Helve’s Python memo

Pythonを使った機械学習やデータ分析の備忘録

<NumPy> 高速フーリエ変換による周波数解析

NumPyのfftパッケージを使って、FFT (Fast Fourier Transform, 高速フーリエ変換) による離散信号の周波数解析を行い、信号の振幅を求める。

目次

環境

python 3.6.5
NumPy 1.14.2

元の離散信号

次の3つの信号を合成して、フーリエ変換を行う離散信号とする。

  • 周波数50[Hz], 振幅1.5の正弦波
  • 周波数120[Hz], 振幅1の正弦波
  • 定数項3

信号のデータ点数は1024, サンプリング周期は0.001[s]とする。

import numpy as np
import matplotlib.pyplot as plt

N = 1024            # サンプル数
dt = 0.001          # サンプリング周期 [s]
f1, f2 = 50, 120    # 周波数 [Hz]

t = np.arange(0, N*dt, dt) # 時間 [s]
x = 1.5*np.sin(2*np.pi*f1*t) + np.sin(2*np.pi*f2*t) + 3 # 信号

fig, ax = plt.subplots()
ax.plot(t, x)
# ax.set_xlim(0, 0.1)
ax.set_xlabel("Time [s]")
ax.set_ylabel("Signal")
ax.grid()
plt.show()

信号の波形を次のグラフに示す。
f:id:Helve:20180616224001p:plain

信号を0~0.1[s]の範囲に拡大した図は次の通り。
f:id:Helve:20180616224010p:plain

フーリエ変換

前章の信号に対して、numpy.fft.fft()により、フーリエ変換を行う。

numpy.fft.fft(a, n=None, axis=-1, norm=None)

引数の説明は以下の通り。
a: FFTを行う配列。
n: FFTを行うデータ点数。Noneとすると、aの長さに等しくなる。
axis: FFTを行う配列の軸方向。指定しなければ、配列の最大の次元の方向となる。
norm: "ortho"とすると、正規化を行う。正規化すると、変換値が1/√Nになる(Nはデータ点数)。

戻り値は、長さnの複素数配列である。


また、フーリエ変換の周波数は、numpy.fft.fftfreq()により取得する。
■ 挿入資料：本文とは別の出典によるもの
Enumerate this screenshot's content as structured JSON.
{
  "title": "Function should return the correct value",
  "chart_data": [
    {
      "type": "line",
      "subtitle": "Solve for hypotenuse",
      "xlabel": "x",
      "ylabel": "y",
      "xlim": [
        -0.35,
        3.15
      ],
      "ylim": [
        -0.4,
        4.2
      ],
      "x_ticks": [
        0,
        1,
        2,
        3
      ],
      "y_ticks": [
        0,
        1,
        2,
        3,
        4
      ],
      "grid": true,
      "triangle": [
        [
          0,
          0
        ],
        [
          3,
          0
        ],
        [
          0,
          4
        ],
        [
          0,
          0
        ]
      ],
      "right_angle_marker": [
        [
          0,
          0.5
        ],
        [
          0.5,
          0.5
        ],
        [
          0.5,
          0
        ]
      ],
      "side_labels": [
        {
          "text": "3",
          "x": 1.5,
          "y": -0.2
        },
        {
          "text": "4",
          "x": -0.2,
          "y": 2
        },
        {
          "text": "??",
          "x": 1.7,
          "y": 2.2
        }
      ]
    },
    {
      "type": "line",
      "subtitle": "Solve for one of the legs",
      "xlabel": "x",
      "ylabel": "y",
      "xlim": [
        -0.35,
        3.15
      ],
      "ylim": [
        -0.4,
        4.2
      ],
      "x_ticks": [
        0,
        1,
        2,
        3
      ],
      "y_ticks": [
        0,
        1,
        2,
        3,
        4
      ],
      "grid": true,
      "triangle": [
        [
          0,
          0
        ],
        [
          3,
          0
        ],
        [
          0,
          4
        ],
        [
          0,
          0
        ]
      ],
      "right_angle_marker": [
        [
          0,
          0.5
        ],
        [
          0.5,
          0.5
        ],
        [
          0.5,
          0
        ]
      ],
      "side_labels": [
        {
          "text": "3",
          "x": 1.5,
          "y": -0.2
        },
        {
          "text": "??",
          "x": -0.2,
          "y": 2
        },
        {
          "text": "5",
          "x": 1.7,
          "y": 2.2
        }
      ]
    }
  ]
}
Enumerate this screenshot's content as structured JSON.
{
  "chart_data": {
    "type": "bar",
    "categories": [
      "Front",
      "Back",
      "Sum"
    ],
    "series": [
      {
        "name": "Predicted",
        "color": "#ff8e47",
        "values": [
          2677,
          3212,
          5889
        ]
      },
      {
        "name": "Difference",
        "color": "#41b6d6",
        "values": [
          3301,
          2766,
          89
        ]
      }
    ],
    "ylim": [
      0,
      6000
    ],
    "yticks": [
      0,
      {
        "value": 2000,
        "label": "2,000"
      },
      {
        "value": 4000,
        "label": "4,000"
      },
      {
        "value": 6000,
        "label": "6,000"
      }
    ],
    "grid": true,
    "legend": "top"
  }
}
numpy.fft.fftfreq(n, d=1.0)

引数の説明は以下の通り。
n: FFTを行うデータ点数。
d: サンプリング周期(デフォルト値は1.0)。

戻り値は、周波数の配列となる。

先程の信号xに対してFFTを行い、変換結果の実部、虚部、周波数をプロットする。

F = np.fft.fft(x) # 変換結果
freq = np.fft.fftfreq(N, d=dt) # 周波数

fig, ax = plt.subplots(nrows=3, sharex=True, figsize=(6,6))
ax[0].plot(F.real, label="Real part")
ax[0].legend()
ax[1].plot(F.imag, label="Imaginary part")
ax[1].legend()
ax[2].plot(freq, label="Frequency")
ax[2].legend()
ax[2].set_xlabel("Number of data")
plt.show()

f:id:Helve:20180616224053p:plain

周波数freqにおいて、最初の要素freq[0]は0[Hz],
2~N/2 (=512) 番目の要素freq[1:512]は正の周波数、
(N/2+1)番目以降の要素freq[512:]は負の周波数である。

元の信号の周波数が1000[Hz]であるから、サンプリング定理(または標本化定理)より、その1/2以下の周波数領域 (500[Hz]以下) でフーリエ変換の結果は有効である。

周波数が0, 50, 120, -120, -50[Hz]のときに、実部や虚部がピーク値を持つ。


最後に、元の信号の振幅を求める。
FをN/2で割り、絶対値をとると振幅になる。
正の周波数領域 について、振幅をプロットする。

Amp = np.abs(F/(N/2)) # 振幅

fig, ax = plt.subplots()
ax.plot(freq[1:int(N/2)], Amp[1:int(N/2)])
ax.set_xlabel("Freqency [Hz]")
ax.set_ylabel("Amplitude")
ax.grid()
plt.show()

結果は以下の通り。

f:id:Helve:20180616223946p:plain

振幅は、周波数50[Hz]で約1.42, 120[Hz]で約0.98となっており、
元の値(50[Hz]で約1.5, 120[Hz]で1.0)に近い値となっている。